The University of New Mexico Art Museum (sometimes referred to as the University Art Museum or UNM Art Museum) is an art museum at the University of New Mexico in Albuquerque. The museum's permanent collection includes nearly 30,000 objects, making it the largest collection of fine art in New Mexico.
In the early years following the opening of the museum in 1963, significant exhibitions were held of the work of Georgia O'Keeffe, Bror Julius Olsson Nordfeldt, Cady Wells, Andrew Dasburg, John Marin, and other Modernists.
Van Deren Coke was the founding director of the Art Museum. Robert O. Parks was another early Art Museum director.

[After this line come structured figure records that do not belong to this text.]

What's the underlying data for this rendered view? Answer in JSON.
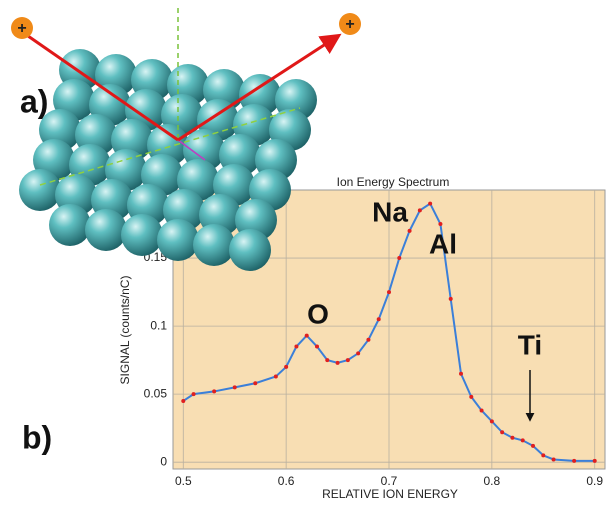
{
  "panel_labels": [
    "a)",
    "b)"
  ],
  "ion_symbol": "+",
  "chart_data": {
    "type": "line",
    "title": "Ion Energy Spectrum",
    "x_label": "RELATIVE ION ENERGY",
    "y_label": "SIGNAL (counts/nC)",
    "annotations": [
      "Na",
      "Al",
      "O",
      "Ti"
    ],
    "x": [
      0.5,
      0.51,
      0.53,
      0.55,
      0.57,
      0.59,
      0.6,
      0.61,
      0.62,
      0.63,
      0.64,
      0.65,
      0.66,
      0.67,
      0.68,
      0.69,
      0.7,
      0.71,
      0.72,
      0.73,
      0.74,
      0.75,
      0.76,
      0.77,
      0.78,
      0.79,
      0.8,
      0.81,
      0.82,
      0.83,
      0.84,
      0.85,
      0.86,
      0.88,
      0.9
    ],
    "series": [
      {
        "color": "#3b7fd9",
        "marker_color": "#e02020",
        "values": [
          0.045,
          0.05,
          0.052,
          0.055,
          0.058,
          0.063,
          0.07,
          0.085,
          0.093,
          0.085,
          0.075,
          0.073,
          0.075,
          0.08,
          0.09,
          0.105,
          0.125,
          0.15,
          0.17,
          0.185,
          0.19,
          0.175,
          0.12,
          0.065,
          0.048,
          0.038,
          0.03,
          0.022,
          0.018,
          0.016,
          0.012,
          0.005,
          0.002,
          0.001,
          0.001
        ]
      }
    ],
    "xlim": [
      0.49,
      0.91
    ],
    "ylim": [
      -0.005,
      0.2
    ],
    "xticks": [
      0.5,
      0.6,
      0.7,
      0.8,
      0.9
    ],
    "yticks": [
      0,
      0.05,
      0.1,
      0.15
    ],
    "grid": true,
    "background": "#f8deb3"
  }
}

Georgia O'Keeffe had included the University of New Mexico and another New Mexico museum in her will of 1979, but in a codicil signed in 1984 soon before her death deleted it. An agreement between the State of New Mexico and Juan Hamilton, O'Keeffe's companion and executor of the will, was made in 1986, when the state agreed to drop any challenge to the will in exchange for several O'Keeffe paintings.
The Art Museum's permanent collection includes the following collections:
Photographs and prints. This collection includes over 10,000 photographs (ranging from daguerreotypes to digital photographs) and over 17,000 prints (with a focus on lithographs). The earliest prints date to the Nuremberg Chronicle, which appeared in 1493. Many of the museum's photographs, prints, and early cased objects are housed in the museum's Beaumont Newhall Study Room.